What I'm trying to say is I'm not what I appear to be.
Let me clarify. I may sound all funny and witty and maybe even a little outgoing on the blog, but really and truly I'm not funny at all in real life. In fact I'm far from funny. I'm the quiet shy girl at the party hovered in the corner curled up in fetal position rocking back forth repeating to myself, there's no place like home there's no place like home.
I'm not one to be a social butterfly by any means. Just ask my friends. If I were to meet any of my new blog buddies (I hope your my buddies) in person I would probably have a nervous break down and would need some Zanex or booze or Zanex and booze, to settle me down.
Now I know you guys are the sweetest nicest Internets in the whole entire world.
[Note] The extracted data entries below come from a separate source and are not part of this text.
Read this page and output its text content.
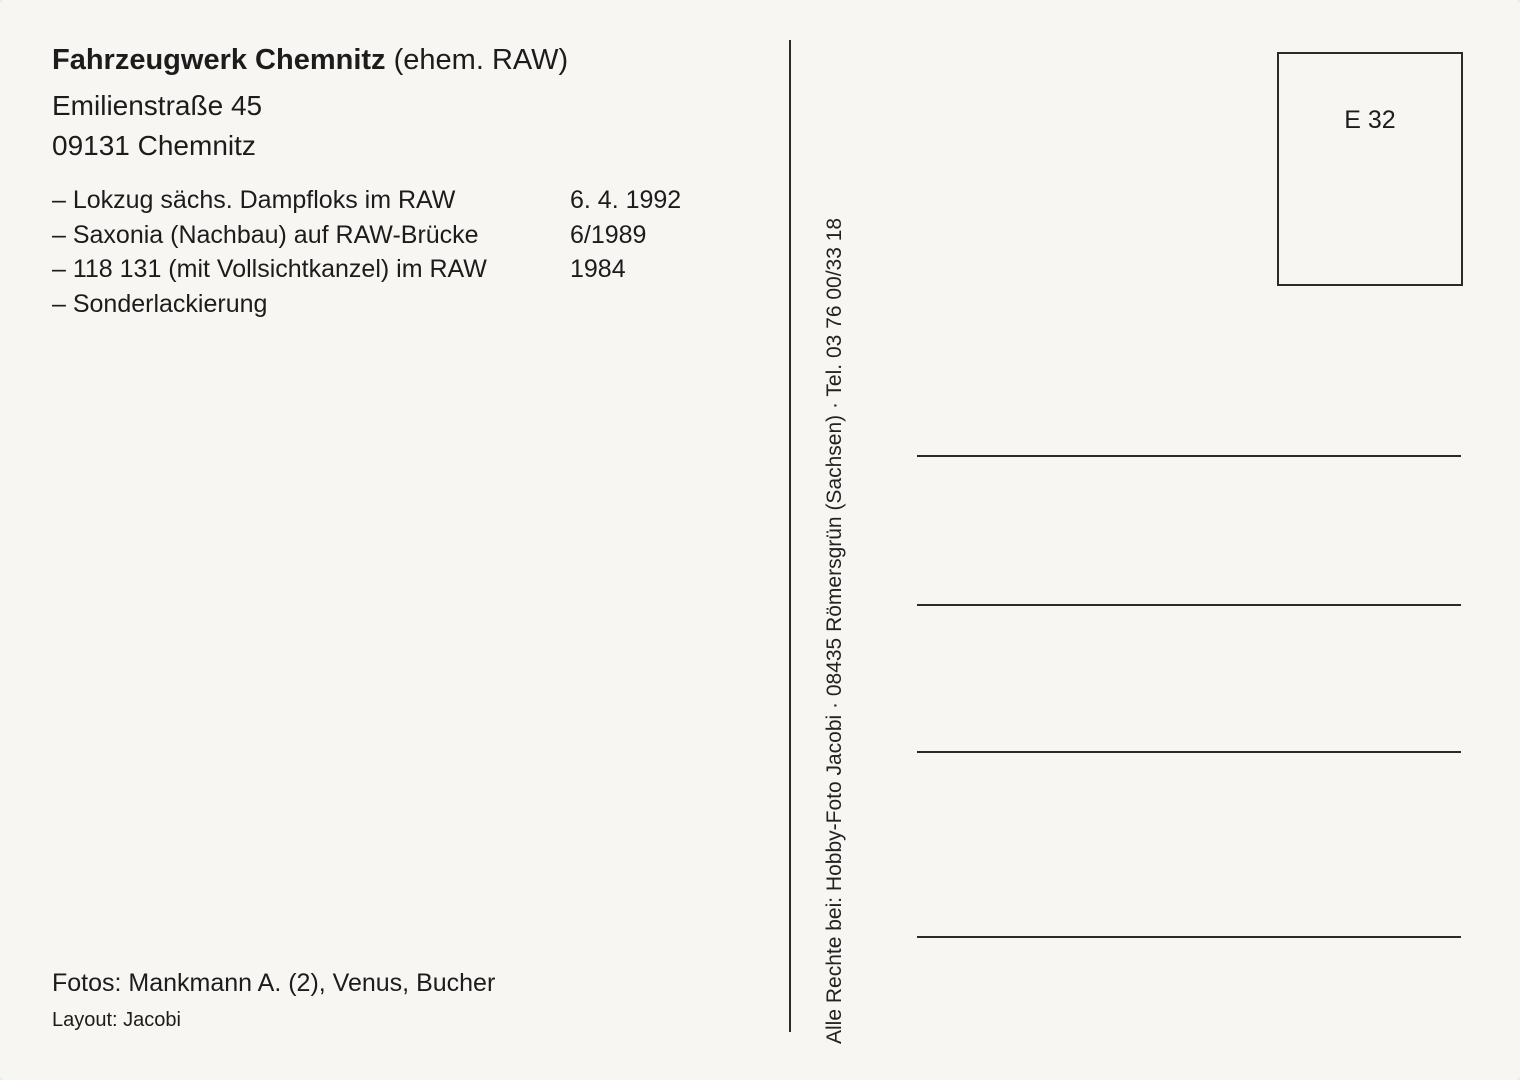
Fahrzeugwerk Chemnitz (ehem. RAW)
Emilienstraße 45
09131 Chemnitz
– Lokzug sächs. Dampfloks im RAW	6. 4. 1992
– Saxonia (Nachbau) auf RAW-Brücke	6/1989
– 118 131 (mit Vollsichtkanzel) im RAW	1984
– Sonderlackierung
Fotos: Mankmann A. (2), Venus, Bucher
Layout: Jacobi	Alle Rechte bei: Hobby-Foto Jacobi · 08435 Römersgrün (Sachsen) · Tel. 03 76 00/33 18
E 32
Your the best, you really know how to make a gal feel special, but I feel much more confident behind the curtain so to speak. I just know ya'll would probably be so disappointed to actually meet me. I also should admit that it's not like ya'll are knocking on my door to meet me. Cause ya'll are polite like that, which I appreciate cause the house is a mess and I'd have to ask you to leave or something.
Anyways I just wanted to forewarn you that this is all a fa sad and I just act and blog this way cause I can and because I am a little neurotic, and crazy, and sometimes a girl just has to get her crazies out.
I love you guys and love your oh so sweet comments. Where else could a girl go to read such sweet nothings spoken about her?